Monkeying about in Kruger
After two connecting flights, an hour long conversation with South Africa’s first ever pop idol winner (!) and a particularly bumpy landing I arrived in Phalaborwa; the only town in South Africa to boarder Kruger National Park.
A warning to all those travelling to Phalaborwa: the runway is small…very small. As is the plane, in fact (although it could cater for more) there were only nine other passengers on board and I’m not sure any of us were prepared for the jolted landing that threw several drinks in the air. This is especially true of my carefully savoured apple juice that decided to launch itself all over my clothes. So the people from the monkey rehabilitation centre may have been slightly disturbed by the small, drenched girl that greeted them; especially as the distinct whiff of apple insisted on following her through this rather ornate airport.
Never in my whole life have I spent so much hands-on-time with animals, and boy do you have to be a real animal lover for this
project. Between me and the other six volunteers we had four baby vervet monkeys: Eva, Emily, Evan and Milan, one baby baboon called Davey and one dwarf vervet called Jade. Having never had a pet, or barely even touched an animal before I initially found the 24/7 care afforded to these animals extremely difficult. I was unsure of how to hold the babies, how to feed them and how to ‘play’ with a baby baboon without being bitten. This task is especially difficult when you have other chores to do such as preparing the food for the rest of the centre. Yes ladies and gents you have to prepare plates and crates full of juicy fruit, fresh vegetables and tasty bread with a baboon and a vervet springing from one kitchen top to another, jumping on your back and nibbling at anything they can get their hands on. This task very much depicts the rest of the centre: it’s crazy.
Spending time by the pool with the monkeys was a highlight especially when launching Davey into the water. Baboons can all swim and usually love to splash about but Davey had a complete aversion to getting wet. After speed paddling to the side of the pool he’d jump out and charge around on an angry rampage before sitting down, shaking himself dry and intently growling.
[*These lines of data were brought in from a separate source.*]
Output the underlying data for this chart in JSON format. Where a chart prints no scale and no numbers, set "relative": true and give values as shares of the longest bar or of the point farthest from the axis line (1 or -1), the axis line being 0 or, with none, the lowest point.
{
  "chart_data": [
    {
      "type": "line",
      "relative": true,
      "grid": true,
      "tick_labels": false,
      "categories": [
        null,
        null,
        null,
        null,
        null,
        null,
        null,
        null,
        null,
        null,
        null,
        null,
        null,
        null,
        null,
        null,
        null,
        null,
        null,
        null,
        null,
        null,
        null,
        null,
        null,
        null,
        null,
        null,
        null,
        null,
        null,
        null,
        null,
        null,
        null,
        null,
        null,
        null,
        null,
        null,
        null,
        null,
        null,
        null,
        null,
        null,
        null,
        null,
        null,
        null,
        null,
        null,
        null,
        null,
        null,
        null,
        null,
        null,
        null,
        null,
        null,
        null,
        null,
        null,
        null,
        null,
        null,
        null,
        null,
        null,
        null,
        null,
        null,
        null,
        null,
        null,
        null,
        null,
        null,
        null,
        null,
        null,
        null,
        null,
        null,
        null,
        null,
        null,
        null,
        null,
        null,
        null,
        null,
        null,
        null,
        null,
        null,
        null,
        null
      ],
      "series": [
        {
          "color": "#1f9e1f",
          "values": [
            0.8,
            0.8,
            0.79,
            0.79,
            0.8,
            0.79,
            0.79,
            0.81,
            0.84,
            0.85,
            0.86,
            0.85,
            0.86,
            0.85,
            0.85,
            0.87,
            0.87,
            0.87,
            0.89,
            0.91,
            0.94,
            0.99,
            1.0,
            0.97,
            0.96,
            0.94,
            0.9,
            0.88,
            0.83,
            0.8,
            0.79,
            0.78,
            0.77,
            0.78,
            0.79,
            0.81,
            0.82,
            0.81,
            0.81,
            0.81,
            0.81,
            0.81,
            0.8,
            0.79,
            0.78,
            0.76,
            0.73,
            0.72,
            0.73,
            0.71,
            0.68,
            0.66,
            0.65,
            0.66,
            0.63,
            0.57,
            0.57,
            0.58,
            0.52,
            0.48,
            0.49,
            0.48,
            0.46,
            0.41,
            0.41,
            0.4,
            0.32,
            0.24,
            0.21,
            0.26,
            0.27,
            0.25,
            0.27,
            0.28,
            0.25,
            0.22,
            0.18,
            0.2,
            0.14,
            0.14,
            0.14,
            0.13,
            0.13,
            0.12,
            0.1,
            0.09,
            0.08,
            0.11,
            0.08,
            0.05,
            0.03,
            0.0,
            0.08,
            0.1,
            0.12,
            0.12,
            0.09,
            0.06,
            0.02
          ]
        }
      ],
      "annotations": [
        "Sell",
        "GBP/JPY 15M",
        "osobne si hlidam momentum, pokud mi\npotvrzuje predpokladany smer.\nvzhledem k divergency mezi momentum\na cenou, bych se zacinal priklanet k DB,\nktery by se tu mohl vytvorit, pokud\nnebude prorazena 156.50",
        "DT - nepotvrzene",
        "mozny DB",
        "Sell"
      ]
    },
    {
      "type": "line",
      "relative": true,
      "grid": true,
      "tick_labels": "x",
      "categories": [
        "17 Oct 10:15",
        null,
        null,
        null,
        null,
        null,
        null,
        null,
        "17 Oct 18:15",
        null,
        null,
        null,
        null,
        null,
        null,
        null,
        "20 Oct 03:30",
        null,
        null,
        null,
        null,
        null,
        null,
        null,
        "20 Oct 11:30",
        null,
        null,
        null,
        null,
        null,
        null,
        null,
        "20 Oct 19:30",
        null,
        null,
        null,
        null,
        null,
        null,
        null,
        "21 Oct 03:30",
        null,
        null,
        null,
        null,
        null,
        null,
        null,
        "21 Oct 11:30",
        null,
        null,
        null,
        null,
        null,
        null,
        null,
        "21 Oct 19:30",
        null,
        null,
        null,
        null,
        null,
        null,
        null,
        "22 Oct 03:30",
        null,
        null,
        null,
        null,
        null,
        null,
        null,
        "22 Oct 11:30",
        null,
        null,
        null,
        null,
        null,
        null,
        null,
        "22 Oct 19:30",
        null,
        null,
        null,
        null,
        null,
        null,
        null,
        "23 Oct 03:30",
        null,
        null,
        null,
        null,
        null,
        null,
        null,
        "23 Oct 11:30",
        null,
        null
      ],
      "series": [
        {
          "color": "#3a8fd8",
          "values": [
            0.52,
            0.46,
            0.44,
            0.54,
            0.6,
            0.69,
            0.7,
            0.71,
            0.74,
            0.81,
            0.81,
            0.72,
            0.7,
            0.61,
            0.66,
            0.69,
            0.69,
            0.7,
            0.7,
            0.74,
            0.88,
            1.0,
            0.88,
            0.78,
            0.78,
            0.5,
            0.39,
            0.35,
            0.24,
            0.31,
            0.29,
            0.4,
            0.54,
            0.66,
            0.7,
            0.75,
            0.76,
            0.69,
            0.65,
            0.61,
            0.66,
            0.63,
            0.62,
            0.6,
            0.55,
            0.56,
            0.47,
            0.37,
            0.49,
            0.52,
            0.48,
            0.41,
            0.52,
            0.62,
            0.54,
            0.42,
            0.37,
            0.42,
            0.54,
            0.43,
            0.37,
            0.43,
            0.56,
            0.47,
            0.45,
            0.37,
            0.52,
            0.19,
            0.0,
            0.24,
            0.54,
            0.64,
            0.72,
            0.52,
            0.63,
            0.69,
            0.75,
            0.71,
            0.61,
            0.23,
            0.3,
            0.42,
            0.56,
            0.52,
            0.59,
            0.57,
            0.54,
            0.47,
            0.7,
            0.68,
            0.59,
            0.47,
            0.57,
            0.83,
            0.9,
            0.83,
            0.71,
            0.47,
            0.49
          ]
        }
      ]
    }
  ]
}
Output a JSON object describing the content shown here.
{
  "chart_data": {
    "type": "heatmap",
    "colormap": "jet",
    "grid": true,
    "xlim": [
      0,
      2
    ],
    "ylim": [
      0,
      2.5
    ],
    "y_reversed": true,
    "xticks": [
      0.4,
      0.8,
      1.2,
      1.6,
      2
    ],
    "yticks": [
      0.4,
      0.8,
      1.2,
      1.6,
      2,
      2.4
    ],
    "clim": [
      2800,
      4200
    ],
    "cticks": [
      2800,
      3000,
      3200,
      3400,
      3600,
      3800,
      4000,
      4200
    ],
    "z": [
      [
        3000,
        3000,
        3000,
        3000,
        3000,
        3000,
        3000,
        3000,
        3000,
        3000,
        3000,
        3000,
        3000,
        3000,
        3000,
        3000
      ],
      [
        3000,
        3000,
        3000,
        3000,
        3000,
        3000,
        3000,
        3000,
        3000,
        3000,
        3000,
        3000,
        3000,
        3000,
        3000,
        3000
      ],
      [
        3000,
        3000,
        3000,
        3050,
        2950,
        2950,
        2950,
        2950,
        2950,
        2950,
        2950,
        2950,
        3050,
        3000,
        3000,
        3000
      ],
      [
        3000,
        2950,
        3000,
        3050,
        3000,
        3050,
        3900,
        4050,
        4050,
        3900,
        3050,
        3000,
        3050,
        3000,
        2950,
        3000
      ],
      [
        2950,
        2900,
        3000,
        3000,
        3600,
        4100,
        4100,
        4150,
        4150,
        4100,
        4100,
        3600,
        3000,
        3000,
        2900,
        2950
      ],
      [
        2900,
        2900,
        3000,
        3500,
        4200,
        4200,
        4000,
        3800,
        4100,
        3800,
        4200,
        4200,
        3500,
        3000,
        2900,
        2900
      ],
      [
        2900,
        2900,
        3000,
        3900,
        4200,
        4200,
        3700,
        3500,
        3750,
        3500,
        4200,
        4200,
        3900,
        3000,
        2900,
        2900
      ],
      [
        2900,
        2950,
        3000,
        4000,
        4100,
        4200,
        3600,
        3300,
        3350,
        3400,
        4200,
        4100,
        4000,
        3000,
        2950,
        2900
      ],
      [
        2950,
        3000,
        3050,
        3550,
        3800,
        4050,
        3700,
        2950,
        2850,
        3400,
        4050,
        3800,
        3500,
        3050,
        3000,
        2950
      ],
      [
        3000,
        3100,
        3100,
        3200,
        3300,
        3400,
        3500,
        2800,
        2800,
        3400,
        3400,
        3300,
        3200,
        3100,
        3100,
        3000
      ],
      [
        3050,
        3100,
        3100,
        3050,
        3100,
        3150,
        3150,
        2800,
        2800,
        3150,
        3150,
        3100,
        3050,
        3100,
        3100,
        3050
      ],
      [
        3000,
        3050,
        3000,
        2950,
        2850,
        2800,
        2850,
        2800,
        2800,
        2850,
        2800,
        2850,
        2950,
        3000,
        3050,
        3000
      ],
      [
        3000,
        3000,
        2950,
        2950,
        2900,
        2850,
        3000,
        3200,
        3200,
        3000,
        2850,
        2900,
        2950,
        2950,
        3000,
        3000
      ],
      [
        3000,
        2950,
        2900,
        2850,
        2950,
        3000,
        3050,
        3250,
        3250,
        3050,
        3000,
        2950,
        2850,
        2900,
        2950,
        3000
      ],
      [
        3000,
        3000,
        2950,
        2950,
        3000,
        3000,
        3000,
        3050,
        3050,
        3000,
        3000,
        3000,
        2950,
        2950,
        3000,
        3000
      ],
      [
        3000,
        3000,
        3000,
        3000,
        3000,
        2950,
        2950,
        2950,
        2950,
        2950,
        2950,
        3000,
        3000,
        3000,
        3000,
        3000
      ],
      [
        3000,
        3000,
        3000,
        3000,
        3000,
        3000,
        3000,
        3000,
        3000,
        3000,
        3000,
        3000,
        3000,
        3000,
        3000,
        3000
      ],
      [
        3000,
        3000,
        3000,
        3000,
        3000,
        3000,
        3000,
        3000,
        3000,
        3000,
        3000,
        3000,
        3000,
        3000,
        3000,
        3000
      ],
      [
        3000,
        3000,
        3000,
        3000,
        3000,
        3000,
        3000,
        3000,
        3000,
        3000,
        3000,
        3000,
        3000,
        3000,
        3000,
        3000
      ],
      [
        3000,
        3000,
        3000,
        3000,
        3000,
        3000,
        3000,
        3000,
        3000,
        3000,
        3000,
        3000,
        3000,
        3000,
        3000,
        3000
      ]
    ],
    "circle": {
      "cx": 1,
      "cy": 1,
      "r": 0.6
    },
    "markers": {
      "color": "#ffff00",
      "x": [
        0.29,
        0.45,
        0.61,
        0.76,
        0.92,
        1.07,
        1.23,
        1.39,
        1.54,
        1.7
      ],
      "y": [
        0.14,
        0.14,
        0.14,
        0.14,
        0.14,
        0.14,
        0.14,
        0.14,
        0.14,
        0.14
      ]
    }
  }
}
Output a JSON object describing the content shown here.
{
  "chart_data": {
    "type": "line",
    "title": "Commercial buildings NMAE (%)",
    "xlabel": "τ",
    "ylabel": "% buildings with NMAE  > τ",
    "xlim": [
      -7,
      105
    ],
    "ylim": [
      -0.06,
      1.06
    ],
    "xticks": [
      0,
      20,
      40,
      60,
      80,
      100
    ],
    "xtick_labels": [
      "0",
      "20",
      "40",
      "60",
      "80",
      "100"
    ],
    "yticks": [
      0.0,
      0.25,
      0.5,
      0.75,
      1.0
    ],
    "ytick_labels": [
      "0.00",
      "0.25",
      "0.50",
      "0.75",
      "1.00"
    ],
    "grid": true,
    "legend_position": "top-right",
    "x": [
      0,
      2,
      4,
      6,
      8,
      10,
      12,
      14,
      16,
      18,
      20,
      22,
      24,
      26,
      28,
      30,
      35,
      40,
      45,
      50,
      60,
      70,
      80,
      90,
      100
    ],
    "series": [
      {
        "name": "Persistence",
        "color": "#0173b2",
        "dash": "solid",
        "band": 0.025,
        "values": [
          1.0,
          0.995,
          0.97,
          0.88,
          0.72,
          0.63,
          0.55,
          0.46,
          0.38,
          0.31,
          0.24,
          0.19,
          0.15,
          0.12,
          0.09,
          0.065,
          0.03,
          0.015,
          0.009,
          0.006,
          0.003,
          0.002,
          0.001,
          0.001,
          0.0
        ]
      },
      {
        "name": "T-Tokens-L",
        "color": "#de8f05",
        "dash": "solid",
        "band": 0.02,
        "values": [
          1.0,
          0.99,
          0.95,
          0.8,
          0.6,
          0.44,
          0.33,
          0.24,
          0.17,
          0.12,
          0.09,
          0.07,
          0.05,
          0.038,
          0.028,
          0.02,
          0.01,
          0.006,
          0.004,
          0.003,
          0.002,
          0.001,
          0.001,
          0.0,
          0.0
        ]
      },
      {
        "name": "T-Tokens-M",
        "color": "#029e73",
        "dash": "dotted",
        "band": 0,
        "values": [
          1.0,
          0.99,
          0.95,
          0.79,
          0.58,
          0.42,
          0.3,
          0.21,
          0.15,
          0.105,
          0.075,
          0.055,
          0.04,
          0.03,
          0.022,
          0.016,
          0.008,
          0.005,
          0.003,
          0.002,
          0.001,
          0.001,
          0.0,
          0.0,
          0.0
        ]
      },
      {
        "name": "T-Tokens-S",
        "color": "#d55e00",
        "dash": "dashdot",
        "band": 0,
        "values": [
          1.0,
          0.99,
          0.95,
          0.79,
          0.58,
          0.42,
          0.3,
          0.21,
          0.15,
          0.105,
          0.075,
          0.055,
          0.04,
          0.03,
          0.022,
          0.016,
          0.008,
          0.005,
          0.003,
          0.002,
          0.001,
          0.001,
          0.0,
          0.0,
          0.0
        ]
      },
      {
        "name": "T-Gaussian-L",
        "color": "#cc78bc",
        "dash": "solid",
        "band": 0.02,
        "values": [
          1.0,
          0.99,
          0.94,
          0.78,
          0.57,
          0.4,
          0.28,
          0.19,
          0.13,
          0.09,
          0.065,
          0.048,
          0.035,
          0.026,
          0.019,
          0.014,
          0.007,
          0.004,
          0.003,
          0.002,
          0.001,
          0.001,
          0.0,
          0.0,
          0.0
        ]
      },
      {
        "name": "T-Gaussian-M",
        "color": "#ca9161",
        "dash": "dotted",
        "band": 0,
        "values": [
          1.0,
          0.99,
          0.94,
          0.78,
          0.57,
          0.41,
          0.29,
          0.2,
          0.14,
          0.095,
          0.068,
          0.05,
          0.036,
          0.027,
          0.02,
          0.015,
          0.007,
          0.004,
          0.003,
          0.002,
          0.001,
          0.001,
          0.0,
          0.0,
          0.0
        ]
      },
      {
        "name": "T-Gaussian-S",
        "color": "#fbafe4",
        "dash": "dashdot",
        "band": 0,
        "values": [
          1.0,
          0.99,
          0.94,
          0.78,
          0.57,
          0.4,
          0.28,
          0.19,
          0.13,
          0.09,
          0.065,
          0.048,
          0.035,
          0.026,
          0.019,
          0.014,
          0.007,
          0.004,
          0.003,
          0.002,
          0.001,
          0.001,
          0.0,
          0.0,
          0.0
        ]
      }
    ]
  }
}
But Davey could often be a naughty baboon, he hated being put back in his cage and we would chase him all around the centre before catching him by his tail. He loved to steal the spoons from the kitchen and get into any indoor space…not to mention drinking the other babies’ milk. Never leave ANYTHING unattended when a baboon is around, cameras and phones are bound to be dropped in the pool, down the toilet or pissed on. And believe you me you DO get pissed or pooed on at least 3 times a day…so bring plenty of old clothes as you soon learn to leave appearances at the gates of the centre.
Wild monkeys are also something to look out for. These roam around the centre and when changing the food and water outside of the quarantine there were often so many we each kept a stone in one hand just in case they decided to get too near. Yes this is an utterly unique experience where I was completely out of my comfort zone but I learnt a huge amount from a project I would never usually have chosen. Certainly it was a fantastically interesting week and a great end to an amazing trip.